Both CVS and Aetna are facing the need for growth. Aetna’s path was famously blocked by the Federal Trade Commission in 2016, which successfully argued that the company’s $50.6 billion acquisition of Humana Inc. (NYSE: HUM) would violate antitrust laws.

That deal, announced in July 2013, was part of a wave of consolidation set off by the U.S. Supreme Court’s June 2013 decision in favor of the federal government in King vs. Burwell regarding the tax subsidies paid to health insurers to support low-income individuals and families.
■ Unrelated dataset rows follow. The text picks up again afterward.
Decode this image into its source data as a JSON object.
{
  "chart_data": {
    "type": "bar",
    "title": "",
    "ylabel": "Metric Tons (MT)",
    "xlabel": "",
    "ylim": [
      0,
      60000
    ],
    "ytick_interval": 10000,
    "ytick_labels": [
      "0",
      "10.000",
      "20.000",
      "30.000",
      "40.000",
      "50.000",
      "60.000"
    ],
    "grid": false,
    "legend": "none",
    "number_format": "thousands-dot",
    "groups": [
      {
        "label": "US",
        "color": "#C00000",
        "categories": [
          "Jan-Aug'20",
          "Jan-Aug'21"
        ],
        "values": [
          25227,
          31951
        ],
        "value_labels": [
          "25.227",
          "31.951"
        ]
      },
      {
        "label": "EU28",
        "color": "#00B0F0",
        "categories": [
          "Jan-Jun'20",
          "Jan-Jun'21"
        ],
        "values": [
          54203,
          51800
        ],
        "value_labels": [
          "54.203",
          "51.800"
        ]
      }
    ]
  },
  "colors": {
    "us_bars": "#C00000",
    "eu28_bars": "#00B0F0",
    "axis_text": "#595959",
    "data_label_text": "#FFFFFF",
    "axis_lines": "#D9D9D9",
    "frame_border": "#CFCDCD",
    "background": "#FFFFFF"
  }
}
If the CVS/Aetna transaction closes at the price of $66 billion, the multiples are downright normal, at least for healthcare deals since 2012. CVS would be paying 1.0x revenue, and 10.9x EBITDA.

Looking back to what Centene Corp. (NYSE: CNC) paid when it acquired Health Net, Inc. in that MCO consolidation rush of 2013, the $6.8 billion price yielded approximately 0.5x revenue, but 19.5x EBITDA.

Towers Watson (NYSE: TW) has the distinction of having the highest price/EBITDA multiple in our database. Its $435 million acquisition of privately held Extend Health, Inc. in May 2012 yielded a 0.5x revenue, but 43.5x EBITDA.

WellCare Health Plans (NYSE: WCG) is a close second. Its $800 million acquisition of Universal American Corp. in November 2016 yielded a 0.5x revenue, but 40.7x EBITDA.